Par Gwenaëlle Artur, avocate associée chez Aston

Le droit du travail pose un cadre protecteur pour les travailleurs salariés. Les nouvelles formes de collaboration ou de rémunération, comme l’auto-entrepreneur ou la micro-entrepreneur mais pas seulement, viennent chatouiller cet épais Code du travail. L’objectif d’une demande de requalification en contrat de travail, c’est de prétendre aux dispositions protectrices réservées aux salariés. Parfois, c’est jugé comme légitime, parfois non.

Le sujet est discrètement, mais sûrement sous les feux de l’actualité juridique avec des affaires emblématiques qui remettent les points sur les i, tant pour les commanditaires qui désireux de fuir leur responsabilité d’employeur, voire de frauder volontairement, que pour des professionnels en réalité autonomes en quête d’une protection qui ne correspond pas à leur contexte de travail. La traque au travail dissimulé est aujourd’hui sérieusement menée par la Cour de cassation qui sanctionne et condamne les entreprises tentées de contourner le droit du travail et le paiement des charges sociales.

 

La requalification en contrat de travail à l’heure de l’auto-entrepreneur

 

Une définition s’impose. Le contrat de travail se définit comme le contrat par lequel une partie « le salarié » s’engage à réaliser un travail, moyennant rémunération pour le compte et sous la direction d’une autre partie « l’employeur ». Sur le papier, dans le Code du travail (1), cela paraît clair. Sur le terrain, c’est plus flou.

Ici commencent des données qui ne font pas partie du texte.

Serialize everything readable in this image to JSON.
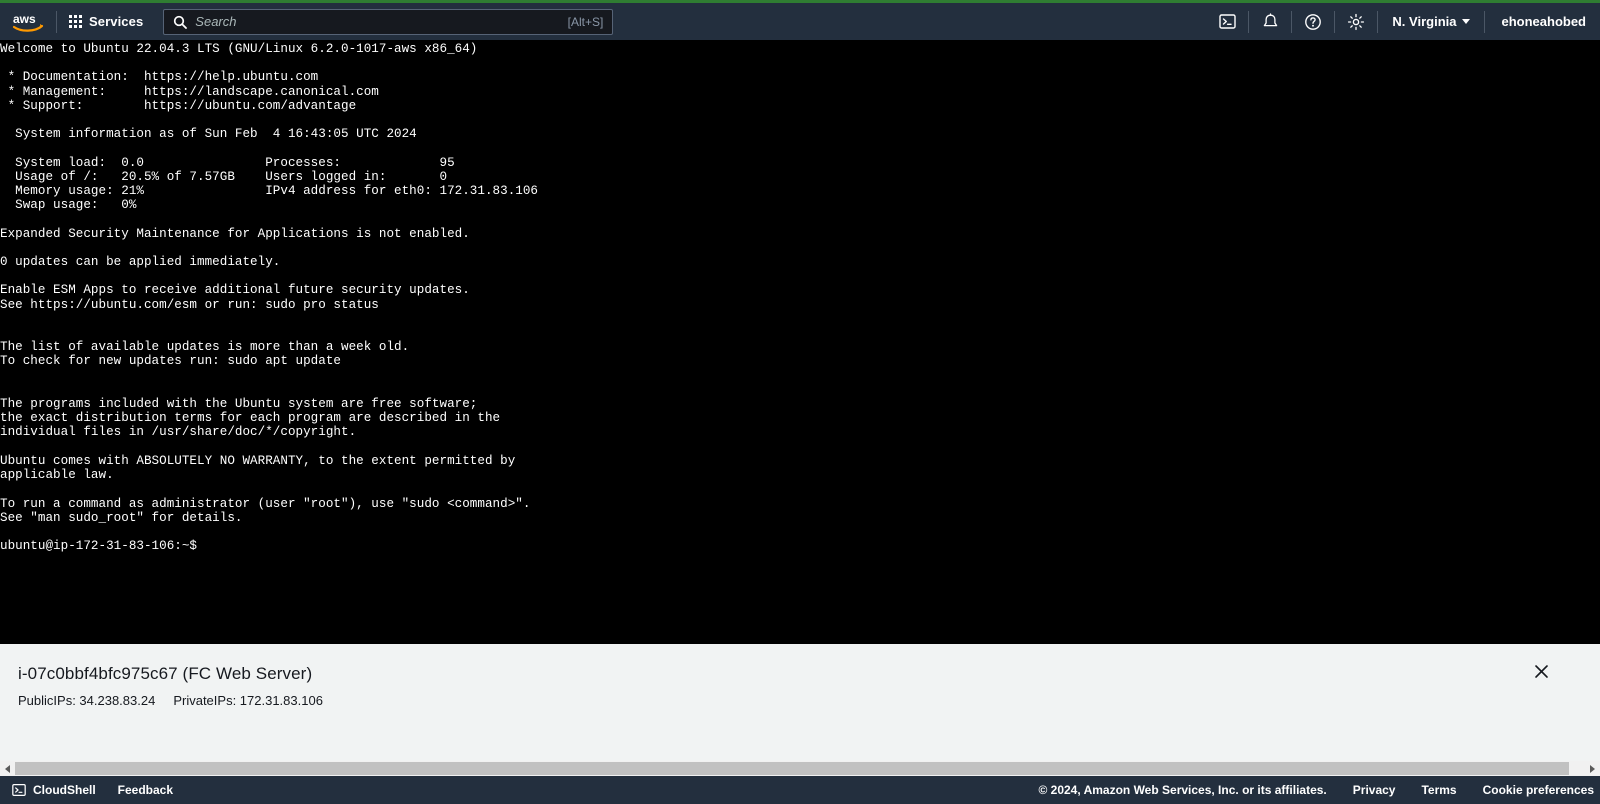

L’habit ne fait pas le contrat de travail. La Cour de cassation est sans appel dans une jurisprudence datant de 1983 (2). Clamer par l’une ou même les deux parties qu’il ne s’agit pas de salariat ou encore tenter de se réfugier derrière le nom donné à une convention ne dit rien de la nature de la relation de travail. Ce sont les conditions de travail, les vraies, qui permettent de statuer sur la question.

Donner des ordres et les contrôler, telle est la clé. Dès lors qu’un donneur d’ordre a le pouvoir de donner des ordres et des directives sur le travail, de contrôler l’exécution et de sanctionner les manquements, la Cour de cassation estime, depuis une jurisprudence de 1996, qu’il y a contrat de travail (3). C’est cette subordination directe qui est au centre de toutes les attentions.

Le juge mène l’enquête. Pour apprécier s’il y a contrat de travail ou non, même si ce dernier n’est pas écrit, c’est la méthode du faisceau d’indices qui est utilisée. Il n’existe pas de liste exhaustive de critères à remplir, mais c’est une collection de faits, qu’il faut pouvoir prouver, qui fait foi : exclusivité du travail, absence d’autonomie, soumission des contrôles, détermination unilatérale des horaires de travail et de la rémunération, utilisation du matériel fourni par l’entreprise, etc.

Le cas « Île de la tentation ». La démarche intentée par des participants de l’émission « l’Île de la tentation » (saison 2003) est emblématique d’une demande de reconnaissance du statut de travailleur salarié. Concrètement, ils étaient obligés de prendre part aux différentes activités et réunions, et de suivre les règles du programme définies unilatéralement par le producteur. Qui plus est, certaines scènes étaient répétées pour valoriser des moments essentiels et les heures de réveil et de sommeil étaient fixées par la production. Le règlement leur imposait par ailleurs une disponibilité permanente, avec interdiction de sortir du site et de communiquer avec l’extérieur, et stipulait que toute infraction aux obligations contractuelles pourrait être sanctionnée par le renvoi. Aucune hésitation pour le juge, le règlement du jeu est requalifié en contrat de travail dans une jurisprudence de 2009 (4), contextualisée dans un communiqué dédié de la Cour de cassation.

L’auto-entrepreneuriat met les pieds dans le plat. En 2008, le statut d’auto-entrepreneur fait son apparition dans la loi de modernisation de l’économie (5). Ce statut d’entrepreneur individuel qui offre un régime fiscal unique et simplifié est en cours de rapprochement avec celui de micro-entrepreneur qui est devenu le terme officiel au 1er janvier 2016, comme l’explique les articles de presse relevés ci-dessous. Pour moult auteurs et spécialistes du droit, la méfiance est de mise. L’utilisation, quand elle est dévoyée, de ces régimes crée un substitut au contrat de travail, avec pour objectif la non application des dispositions du droit du travail (et les contraintes s’y attachant).

 

La parole du juge en 5 actes

 

Qui impose de fortes contraintes doit endosser le rôle de l’employeur

Un auto-entrepreneur exerce une activité commerciale pour une société. Cette dernière est placée en liquidation judiciaire et le professionnel saisit le juge pour faire établir que la collaboration relevait du contrat de travail. Les faits ? Il a été constaté un respect d’un planning quotidien précis établi par la société, l’obligation d’assister à des entretiens individuels et aux réunions commerciales, des objectifs de chiffre d’affaires annuel à respecter et l’obligation de passer les ventes selon une procédure déterminée sous peine qu’elles soient refusées. Après un long chassé-croisé entre plusieurs juridictions, la Cour de cassation penche en faveur du professionnel et reconnaît, en 2015, l’existence du contrat de travail (6).